Setting up a Local GPU Environment¶

This guide will walk you through the steps to set up a local GPU environment for Marin. By "local", we mean a machine that you run jobs on directly, as opposed to dispatching them to a shared cluster via Iris. Similar steps will let you run Marin on a cloud GPU environment under Iris (the Marin team runs production GPU workloads on CoreWeave), but we defer that to a future guide.

Prerequisites¶

Make sure you've followed the installation guide to do the basic installation.

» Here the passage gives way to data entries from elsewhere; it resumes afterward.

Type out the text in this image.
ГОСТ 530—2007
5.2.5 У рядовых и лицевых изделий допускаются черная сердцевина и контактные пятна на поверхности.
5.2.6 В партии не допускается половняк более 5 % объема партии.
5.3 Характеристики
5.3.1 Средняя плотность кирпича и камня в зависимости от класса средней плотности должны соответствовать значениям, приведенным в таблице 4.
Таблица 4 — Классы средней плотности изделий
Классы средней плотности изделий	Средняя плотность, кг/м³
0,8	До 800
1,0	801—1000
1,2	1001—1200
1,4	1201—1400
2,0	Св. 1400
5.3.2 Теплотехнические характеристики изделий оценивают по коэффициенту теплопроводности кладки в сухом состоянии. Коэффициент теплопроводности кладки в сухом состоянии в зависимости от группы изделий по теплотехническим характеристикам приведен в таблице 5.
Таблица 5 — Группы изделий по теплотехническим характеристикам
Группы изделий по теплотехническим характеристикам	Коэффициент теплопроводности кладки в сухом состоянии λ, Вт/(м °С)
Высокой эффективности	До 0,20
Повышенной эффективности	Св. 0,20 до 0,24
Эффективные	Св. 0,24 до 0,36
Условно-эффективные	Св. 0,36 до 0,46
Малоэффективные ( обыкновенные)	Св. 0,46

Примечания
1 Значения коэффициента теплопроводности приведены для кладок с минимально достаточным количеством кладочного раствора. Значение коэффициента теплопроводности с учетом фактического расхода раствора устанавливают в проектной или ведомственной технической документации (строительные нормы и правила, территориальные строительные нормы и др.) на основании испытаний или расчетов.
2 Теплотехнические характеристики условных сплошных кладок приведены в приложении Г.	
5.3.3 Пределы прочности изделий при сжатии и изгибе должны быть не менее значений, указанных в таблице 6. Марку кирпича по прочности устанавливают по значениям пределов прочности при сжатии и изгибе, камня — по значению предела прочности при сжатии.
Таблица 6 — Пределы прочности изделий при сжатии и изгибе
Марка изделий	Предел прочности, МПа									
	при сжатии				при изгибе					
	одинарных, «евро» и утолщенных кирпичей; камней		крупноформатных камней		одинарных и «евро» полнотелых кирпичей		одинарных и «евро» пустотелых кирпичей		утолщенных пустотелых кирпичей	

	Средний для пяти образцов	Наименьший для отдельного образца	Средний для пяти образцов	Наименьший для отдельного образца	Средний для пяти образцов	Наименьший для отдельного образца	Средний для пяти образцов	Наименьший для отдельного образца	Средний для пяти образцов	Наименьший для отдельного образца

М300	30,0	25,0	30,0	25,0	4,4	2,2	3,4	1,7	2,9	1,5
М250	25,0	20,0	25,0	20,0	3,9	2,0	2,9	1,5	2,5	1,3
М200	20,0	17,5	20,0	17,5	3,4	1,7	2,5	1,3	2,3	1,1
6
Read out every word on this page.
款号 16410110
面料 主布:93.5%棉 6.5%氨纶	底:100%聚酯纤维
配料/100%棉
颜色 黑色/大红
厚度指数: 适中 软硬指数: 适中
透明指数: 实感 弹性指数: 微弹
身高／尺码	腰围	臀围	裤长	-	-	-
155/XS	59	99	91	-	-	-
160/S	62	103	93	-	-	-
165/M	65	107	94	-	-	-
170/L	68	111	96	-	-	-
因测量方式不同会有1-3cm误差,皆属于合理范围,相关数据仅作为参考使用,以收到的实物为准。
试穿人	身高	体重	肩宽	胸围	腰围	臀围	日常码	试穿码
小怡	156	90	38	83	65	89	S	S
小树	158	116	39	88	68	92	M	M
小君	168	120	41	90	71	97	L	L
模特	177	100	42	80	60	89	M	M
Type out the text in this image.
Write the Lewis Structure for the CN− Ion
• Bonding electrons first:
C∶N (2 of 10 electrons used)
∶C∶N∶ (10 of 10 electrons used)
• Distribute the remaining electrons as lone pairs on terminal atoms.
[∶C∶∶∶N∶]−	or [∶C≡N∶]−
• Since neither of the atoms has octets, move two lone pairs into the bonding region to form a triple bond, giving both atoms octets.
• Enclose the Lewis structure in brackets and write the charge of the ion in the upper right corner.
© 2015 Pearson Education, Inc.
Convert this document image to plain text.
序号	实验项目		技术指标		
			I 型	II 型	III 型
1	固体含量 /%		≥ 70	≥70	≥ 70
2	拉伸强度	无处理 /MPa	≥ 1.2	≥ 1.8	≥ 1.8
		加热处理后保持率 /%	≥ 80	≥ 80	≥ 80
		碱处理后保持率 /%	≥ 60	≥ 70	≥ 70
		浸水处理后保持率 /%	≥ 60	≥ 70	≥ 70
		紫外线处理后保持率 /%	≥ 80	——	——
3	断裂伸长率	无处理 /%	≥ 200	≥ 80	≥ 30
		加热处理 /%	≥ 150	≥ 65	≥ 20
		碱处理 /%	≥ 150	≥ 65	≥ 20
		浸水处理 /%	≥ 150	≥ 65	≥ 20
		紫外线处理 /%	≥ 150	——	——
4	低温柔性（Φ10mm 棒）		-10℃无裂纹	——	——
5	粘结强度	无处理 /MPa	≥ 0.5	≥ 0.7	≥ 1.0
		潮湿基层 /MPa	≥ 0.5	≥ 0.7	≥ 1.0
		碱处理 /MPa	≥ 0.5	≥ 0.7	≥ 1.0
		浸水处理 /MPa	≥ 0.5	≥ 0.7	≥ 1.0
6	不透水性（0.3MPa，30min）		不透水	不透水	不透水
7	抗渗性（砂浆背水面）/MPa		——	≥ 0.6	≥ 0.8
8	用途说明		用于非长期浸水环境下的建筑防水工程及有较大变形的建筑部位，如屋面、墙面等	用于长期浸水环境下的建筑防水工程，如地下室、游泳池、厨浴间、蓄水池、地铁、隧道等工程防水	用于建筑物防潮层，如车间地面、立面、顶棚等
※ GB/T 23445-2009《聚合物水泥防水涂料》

In addition to the prerequisites from the basic installation, we have one GPU-specific system dependency:

NVIDIA driver 580 or newer

We assume you are running Ubuntu 24.04.

NVIDIA driver and runtime¶

Install an NVIDIA driver that supports CUDA 13. Verify that the driver is at least 580 and that nvidia-smi reports CUDA 13.x:

nvidia-smi

Marin uses JAX as a core library. The gpu extra installs the CUDA 13 JAX runtime, including CUDA, cuDNN, and NCCL Python wheels:

uv sync --extra=gpu

If you install a local CUDA toolkit for custom kernels, use CUDA 13 and keep older CUDA libraries out of LD_LIBRARY_PATH so they do not override the JAX wheel libraries.

See JAX's installation guide for more options.

Tip

If you are using a DGX Spark or similar machine with unified memory, you may need to dramatically reduce the memory that XLA preallocates for itself. You can do this by setting the XLA_PYTHON_CLIENT_MEM_FRACTION variable, to something like 0.5:

export XLA_PYTHON_CLIENT_MEM_FRACTION=0.5

You can also set this in your `.bashrc` or `.zshrc` file.
```bash
echo 'export XLA_PYTHON_CLIENT_MEM_FRACTION=0.5' >> ~/.bashrc
```

For broader JAX/Levanter memory tuning (sharding, checkpointing, offloading), see [Making Things Fit in HBM](../references/hbm-optimization.md).

Running an Experiment¶

Now you can run an experiment. The unified tutorial script experiments/tutorials/train_tiny_model.py accepts a --device flag that selects the accelerator:

export MARIN_PREFIX=local_store
export WANDB_ENTITY=...
uv run python experiments/tutorials/train_tiny_model.py --device h100x8 --dataset wikitext

MARIN_PREFIX sets the root directory for all outputs; it can be a local path or anything fsspec supports, such as s3:// or gs://.

The same script runs on CPU, GPU, and TPU — only --device and --dataset change. The GPU device entry in train_tiny_model.py configures resources and batch size:

from fray.cluster import ResourceConfig
from levanter.optim import AdamConfig
from marin.experiment.train import train_lm

# "h100x8" entry in DEVICES (resources, batch_size)
resources = ResourceConfig.with_gpu("H100", count=8, cpu=32, disk="128G", ram="128G")
batch_size = 256

Whereas --device cpu uses ResourceConfig.with_cpu() and a batch size of 4, --device h100x8 uses eight H100s with a larger batch. Adding a new device is one entry in the DEVICES dict — no separate file needed.

To scale up, submit to Marin's shared Iris cluster via uv run iris --cluster=marin job run ... (see lib/iris/OPS.md for the CLI reference).